Talk about making our childhood dreams come true. Crayola, whom most of us left behind with our kindergarten years of scribbling on every available surface, is set to make a comeback in our adult lives in a major way – they just launched a brand-new makeup collection, and we can’t wait to get our hands on every piece.
Joining forces exclusively with ASOS, the iconic crayon brand is taking inspiration directly from its most well-loved products, and yesterday launched a full 58-piece collection of thick pencil-like, easy-to-apply cosmetics. In keeping with the original famous crayons, their cosmetics will too be highly pigmented and available in a variety of rich hues, evoking a sense of free play and creative imagination that take us all the way back to the sandbox.
The full collection ranges from lip and cheek crayons, highlighter sticks, eyeshadows, mascaras, palettes and brushes, which has us itching to go crazy with scribbles and exaggerated colours all over the place. In many ways, it’s a very natural jump – isn’t grown-up makeup is just a socially acceptable way of playing with colour and tone, providing the same creative outlet as crayons did in our youth?
The collection features 95 shades of vegan, cruelty-free shades to experiment with and encourages colour blocking galore. Price point isn’t too bad, with lip crayons starting at $19 and the brush and pencil case coming in as the highest priced item at $52. Oh, the possibilities.

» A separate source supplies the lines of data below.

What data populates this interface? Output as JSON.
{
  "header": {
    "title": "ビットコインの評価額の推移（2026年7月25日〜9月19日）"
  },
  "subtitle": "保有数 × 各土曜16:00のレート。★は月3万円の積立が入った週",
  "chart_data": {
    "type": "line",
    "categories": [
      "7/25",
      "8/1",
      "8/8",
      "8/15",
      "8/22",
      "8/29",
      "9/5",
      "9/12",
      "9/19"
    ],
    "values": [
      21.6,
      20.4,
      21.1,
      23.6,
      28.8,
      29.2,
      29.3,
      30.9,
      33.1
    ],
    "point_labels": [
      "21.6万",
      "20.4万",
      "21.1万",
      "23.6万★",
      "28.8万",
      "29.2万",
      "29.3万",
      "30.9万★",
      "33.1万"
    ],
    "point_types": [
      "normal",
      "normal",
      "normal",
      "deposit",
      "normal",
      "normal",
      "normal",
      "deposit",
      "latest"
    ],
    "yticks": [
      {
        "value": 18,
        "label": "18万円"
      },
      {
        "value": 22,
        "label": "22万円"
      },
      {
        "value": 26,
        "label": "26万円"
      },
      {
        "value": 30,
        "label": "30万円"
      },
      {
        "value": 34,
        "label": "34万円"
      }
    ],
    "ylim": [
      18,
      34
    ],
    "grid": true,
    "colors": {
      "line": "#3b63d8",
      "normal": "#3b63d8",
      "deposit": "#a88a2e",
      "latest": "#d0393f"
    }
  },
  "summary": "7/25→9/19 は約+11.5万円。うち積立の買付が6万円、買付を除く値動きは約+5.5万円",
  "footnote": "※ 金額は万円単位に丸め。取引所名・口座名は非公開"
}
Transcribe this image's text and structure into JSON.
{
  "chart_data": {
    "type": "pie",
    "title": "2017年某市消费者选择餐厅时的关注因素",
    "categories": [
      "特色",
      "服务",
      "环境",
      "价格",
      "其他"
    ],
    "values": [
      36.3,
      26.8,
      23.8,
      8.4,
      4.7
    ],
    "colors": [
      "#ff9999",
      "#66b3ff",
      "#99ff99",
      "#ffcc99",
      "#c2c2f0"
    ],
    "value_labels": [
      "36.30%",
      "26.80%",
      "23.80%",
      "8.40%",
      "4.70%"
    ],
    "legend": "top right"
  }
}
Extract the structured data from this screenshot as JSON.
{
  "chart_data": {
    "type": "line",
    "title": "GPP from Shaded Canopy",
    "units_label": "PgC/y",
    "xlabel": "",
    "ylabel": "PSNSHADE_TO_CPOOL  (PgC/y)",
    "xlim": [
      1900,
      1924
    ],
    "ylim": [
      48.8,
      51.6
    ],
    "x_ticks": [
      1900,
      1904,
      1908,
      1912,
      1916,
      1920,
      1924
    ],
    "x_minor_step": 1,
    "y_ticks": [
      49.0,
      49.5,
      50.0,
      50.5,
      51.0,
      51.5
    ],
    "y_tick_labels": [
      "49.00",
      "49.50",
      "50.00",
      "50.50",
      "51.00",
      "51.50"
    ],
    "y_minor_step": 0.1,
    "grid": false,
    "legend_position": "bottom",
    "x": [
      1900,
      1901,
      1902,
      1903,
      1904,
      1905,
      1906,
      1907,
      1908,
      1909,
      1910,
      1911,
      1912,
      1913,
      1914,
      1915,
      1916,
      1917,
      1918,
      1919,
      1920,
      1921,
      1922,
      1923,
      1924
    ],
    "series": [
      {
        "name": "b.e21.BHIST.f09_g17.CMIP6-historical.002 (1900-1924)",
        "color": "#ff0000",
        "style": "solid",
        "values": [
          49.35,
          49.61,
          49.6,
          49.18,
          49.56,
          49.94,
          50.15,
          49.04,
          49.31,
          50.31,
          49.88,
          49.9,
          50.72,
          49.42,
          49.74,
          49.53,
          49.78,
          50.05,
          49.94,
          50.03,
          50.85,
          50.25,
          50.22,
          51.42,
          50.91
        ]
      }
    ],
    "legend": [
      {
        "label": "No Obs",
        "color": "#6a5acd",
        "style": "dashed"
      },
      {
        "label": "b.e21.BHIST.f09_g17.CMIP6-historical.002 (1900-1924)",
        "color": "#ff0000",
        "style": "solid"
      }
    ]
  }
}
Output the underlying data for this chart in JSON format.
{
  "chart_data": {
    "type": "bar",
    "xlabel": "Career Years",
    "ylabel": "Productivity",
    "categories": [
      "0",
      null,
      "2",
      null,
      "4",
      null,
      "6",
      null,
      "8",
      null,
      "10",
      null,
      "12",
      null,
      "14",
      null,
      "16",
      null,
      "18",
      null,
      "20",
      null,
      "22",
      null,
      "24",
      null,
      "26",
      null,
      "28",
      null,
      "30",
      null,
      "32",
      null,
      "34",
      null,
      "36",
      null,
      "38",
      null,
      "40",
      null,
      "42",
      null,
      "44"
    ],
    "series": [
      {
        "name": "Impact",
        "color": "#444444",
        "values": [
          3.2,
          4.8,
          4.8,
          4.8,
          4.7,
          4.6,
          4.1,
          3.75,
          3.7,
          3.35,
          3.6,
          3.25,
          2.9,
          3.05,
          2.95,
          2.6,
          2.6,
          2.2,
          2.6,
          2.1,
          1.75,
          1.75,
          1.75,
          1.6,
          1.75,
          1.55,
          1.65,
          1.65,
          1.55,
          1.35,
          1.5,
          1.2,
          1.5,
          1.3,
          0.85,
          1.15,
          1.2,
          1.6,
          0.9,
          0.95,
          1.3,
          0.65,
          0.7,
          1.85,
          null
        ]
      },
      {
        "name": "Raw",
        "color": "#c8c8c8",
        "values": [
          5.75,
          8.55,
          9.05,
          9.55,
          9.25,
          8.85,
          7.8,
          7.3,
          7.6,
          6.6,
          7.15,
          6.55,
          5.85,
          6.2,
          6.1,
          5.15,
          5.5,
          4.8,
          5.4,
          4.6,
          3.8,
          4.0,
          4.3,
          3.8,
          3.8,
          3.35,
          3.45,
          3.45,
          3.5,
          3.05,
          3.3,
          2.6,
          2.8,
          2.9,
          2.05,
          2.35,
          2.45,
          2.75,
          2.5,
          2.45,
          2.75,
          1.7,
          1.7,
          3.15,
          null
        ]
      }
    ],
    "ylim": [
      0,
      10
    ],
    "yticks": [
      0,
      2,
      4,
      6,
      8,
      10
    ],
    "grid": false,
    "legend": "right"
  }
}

There’s also a huge focus on inclusivity, ie. it’s marketed to everyone, to use however they please, an ethos which comes through in the marketing:
Given how natural a step it seems, you may be wondering what took them so long, but it’s not Crayola’s first foray into the world of beauty – last year they teamed up with Clinique to release a collection of chubby crayon-like lipsticks, and recently unveiled their nail polish collab with Sally Hansen. So, they know a thing or two about pushing people’s creative and beauty buttons.
In the meantime, you can find us playing with our new toys — sorry, products — in the bathroom. We’ll just try not to scribble all over the mirror.